Stultifying one’s children is not ipso facto part of the pro-life syndrome, but it frequently does happen in major ways, and more frequently happens in small ways. Denying one’s children good sex education is one of the small ways. Running for the Kansas Board of Education and writing Darwin out of the curriculum is one of the big ways. Which latter is what happened at many levels in Kansas politics. After the Days of Rage in Wichita, the so-called “pro-lifers” started small– running for school boards, town councils, and so forth– and wound up in a lot of the Legislature’s seats as well as health, education and welfare bodies.
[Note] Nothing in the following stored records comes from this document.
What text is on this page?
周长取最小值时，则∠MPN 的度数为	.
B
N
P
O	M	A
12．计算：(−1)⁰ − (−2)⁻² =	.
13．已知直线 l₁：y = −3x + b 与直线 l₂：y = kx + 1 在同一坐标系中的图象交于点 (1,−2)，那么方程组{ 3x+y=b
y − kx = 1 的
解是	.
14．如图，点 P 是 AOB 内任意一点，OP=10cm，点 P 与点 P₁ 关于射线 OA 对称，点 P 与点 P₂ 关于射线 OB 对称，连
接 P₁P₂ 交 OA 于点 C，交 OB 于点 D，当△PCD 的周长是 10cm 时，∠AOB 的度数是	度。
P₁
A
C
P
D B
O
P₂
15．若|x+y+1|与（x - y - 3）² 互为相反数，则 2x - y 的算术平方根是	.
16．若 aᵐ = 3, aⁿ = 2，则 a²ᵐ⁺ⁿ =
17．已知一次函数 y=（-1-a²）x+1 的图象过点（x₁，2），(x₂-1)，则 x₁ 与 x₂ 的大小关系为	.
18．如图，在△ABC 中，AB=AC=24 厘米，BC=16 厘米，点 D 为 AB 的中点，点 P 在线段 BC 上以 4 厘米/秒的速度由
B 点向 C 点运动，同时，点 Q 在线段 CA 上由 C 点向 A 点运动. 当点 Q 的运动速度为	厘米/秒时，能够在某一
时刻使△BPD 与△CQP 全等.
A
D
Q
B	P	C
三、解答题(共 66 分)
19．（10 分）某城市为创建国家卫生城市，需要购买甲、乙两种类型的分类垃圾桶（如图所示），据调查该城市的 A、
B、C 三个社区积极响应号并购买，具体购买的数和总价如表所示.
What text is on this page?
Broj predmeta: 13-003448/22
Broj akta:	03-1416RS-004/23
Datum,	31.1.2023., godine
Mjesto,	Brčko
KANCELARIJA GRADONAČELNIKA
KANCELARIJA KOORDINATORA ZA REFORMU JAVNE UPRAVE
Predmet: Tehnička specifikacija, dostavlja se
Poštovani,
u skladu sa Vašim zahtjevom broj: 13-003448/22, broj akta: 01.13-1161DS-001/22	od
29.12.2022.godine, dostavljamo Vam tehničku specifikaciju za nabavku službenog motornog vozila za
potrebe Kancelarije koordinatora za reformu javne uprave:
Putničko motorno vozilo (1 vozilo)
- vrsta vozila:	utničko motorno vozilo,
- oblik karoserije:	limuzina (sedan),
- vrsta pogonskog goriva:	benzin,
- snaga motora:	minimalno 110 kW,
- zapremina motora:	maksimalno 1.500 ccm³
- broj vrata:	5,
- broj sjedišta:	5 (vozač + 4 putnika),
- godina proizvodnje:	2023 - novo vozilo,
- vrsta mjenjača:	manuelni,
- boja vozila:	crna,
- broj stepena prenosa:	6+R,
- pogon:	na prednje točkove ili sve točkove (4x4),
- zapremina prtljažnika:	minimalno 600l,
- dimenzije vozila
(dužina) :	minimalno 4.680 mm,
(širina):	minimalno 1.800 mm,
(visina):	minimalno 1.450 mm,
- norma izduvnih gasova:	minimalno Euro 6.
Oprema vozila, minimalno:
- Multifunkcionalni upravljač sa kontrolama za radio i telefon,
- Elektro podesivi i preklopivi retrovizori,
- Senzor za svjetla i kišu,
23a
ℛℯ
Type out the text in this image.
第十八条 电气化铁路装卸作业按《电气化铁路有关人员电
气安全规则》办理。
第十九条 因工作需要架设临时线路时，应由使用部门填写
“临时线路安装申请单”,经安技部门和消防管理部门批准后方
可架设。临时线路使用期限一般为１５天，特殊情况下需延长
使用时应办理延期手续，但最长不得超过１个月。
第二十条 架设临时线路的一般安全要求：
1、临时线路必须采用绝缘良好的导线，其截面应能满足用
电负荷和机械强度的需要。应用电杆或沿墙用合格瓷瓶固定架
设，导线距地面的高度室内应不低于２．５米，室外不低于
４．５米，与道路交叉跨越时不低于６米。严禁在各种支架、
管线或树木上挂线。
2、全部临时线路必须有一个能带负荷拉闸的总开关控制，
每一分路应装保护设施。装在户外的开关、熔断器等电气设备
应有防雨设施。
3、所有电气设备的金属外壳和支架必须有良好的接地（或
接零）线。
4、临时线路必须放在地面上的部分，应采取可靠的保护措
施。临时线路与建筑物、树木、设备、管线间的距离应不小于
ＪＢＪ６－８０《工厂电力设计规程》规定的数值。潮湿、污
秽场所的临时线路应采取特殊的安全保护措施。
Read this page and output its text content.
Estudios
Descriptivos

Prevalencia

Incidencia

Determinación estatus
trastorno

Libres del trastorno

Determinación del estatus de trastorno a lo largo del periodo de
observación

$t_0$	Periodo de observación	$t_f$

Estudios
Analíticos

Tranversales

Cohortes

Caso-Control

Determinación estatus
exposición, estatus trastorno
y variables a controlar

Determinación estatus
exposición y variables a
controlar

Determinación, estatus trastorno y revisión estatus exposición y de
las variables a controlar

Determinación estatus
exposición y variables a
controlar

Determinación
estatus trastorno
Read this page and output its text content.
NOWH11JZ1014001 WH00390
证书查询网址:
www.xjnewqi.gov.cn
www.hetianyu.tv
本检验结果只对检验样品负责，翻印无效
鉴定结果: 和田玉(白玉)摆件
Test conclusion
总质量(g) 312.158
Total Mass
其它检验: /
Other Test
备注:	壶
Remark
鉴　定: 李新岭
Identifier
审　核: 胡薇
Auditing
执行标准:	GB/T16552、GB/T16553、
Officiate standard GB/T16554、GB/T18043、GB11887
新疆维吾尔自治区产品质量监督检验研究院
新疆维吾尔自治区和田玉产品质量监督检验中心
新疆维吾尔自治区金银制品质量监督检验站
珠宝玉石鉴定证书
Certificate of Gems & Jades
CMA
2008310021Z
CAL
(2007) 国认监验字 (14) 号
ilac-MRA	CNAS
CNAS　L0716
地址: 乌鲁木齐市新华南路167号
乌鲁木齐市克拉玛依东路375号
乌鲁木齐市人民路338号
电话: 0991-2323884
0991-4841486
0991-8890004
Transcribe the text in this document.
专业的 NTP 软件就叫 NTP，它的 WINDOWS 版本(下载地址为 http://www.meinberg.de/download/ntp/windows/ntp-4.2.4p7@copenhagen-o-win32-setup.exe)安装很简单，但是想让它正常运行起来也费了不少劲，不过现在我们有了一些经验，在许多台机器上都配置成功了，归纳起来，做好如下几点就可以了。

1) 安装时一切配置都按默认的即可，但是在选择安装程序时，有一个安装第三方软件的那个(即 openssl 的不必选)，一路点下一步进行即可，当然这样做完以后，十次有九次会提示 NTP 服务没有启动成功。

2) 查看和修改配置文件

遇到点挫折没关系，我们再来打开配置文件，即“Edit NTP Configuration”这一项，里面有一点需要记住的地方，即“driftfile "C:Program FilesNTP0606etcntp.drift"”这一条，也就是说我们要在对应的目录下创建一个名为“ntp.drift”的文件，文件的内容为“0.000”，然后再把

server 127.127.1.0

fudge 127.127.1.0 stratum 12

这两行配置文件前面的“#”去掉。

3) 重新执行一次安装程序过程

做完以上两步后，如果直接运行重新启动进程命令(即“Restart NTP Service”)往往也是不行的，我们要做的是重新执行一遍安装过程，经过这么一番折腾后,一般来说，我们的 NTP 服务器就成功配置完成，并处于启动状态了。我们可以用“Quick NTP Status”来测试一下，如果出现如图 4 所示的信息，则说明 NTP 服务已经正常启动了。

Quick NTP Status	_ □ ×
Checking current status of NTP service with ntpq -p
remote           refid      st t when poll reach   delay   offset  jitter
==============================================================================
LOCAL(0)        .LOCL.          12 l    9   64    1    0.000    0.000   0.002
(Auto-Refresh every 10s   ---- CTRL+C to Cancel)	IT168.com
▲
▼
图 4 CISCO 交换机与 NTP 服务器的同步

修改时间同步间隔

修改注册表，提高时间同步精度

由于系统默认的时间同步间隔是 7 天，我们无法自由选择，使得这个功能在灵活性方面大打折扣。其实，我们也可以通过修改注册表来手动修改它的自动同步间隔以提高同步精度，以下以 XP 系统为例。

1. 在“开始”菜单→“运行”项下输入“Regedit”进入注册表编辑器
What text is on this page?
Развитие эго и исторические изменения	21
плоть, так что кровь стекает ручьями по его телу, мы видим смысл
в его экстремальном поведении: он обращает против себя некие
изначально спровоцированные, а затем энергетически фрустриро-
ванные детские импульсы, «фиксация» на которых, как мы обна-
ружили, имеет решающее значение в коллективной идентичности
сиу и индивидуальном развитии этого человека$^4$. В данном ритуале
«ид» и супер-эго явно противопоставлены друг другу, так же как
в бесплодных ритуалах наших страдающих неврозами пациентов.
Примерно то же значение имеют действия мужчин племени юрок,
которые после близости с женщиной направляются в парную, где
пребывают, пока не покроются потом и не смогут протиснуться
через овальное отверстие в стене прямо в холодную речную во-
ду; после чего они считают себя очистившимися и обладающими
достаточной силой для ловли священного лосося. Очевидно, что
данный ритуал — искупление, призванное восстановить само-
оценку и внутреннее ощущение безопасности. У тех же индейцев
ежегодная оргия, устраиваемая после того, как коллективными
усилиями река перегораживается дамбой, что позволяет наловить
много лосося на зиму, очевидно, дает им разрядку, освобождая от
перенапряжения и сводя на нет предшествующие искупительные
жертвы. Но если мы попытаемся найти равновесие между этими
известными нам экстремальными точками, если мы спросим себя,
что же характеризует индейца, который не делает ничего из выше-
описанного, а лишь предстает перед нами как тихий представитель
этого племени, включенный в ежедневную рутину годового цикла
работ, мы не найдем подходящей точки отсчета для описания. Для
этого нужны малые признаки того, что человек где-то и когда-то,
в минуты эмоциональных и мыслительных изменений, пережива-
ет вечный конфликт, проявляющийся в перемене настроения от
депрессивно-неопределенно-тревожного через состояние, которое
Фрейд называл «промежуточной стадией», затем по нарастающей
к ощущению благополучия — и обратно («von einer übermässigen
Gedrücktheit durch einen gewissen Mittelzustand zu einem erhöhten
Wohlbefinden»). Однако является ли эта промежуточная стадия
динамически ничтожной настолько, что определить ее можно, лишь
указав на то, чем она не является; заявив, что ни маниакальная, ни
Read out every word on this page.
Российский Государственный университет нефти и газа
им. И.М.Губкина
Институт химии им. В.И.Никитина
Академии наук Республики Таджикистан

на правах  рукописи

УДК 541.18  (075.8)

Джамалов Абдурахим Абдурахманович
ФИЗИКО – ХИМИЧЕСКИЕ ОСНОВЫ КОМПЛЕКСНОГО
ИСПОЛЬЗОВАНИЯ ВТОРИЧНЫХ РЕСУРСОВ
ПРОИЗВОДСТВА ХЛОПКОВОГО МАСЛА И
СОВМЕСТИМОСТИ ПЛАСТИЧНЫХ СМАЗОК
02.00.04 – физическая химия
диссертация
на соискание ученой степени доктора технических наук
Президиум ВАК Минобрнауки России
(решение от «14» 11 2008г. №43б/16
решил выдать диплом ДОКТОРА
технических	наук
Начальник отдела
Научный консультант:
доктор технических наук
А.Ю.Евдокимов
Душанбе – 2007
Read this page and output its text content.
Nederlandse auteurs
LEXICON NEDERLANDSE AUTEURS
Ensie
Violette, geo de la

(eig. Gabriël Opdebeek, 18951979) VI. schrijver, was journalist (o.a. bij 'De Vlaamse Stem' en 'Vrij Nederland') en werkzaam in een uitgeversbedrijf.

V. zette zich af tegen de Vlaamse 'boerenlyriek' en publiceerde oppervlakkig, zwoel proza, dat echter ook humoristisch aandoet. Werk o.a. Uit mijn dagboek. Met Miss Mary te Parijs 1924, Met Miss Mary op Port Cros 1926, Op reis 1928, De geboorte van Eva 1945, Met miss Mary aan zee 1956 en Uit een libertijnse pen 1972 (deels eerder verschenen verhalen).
You have to read “What’s the Matter with Kansas?” by Tom Frank to appreciate how they used Kansans’ native populist resentment to get into positions where they could make things even worse for the angry people who voted for them.
As parents, they are not evil people, however, and they really don’t wish to harm their children. They sincerely believe that they are raising them well by crippling them intellectually and emotionally. But it’s part of their “pro-life” baggage– in their drive to prove to themselves that they can transcend the oblivion that Death brings to us all, raising children by their standards and their practices is simply another attempt to produce the proof they seek. If they were to even consider implementing the standards and practices foreign to their ken, they would be abandoning their drive for assurance of salvation.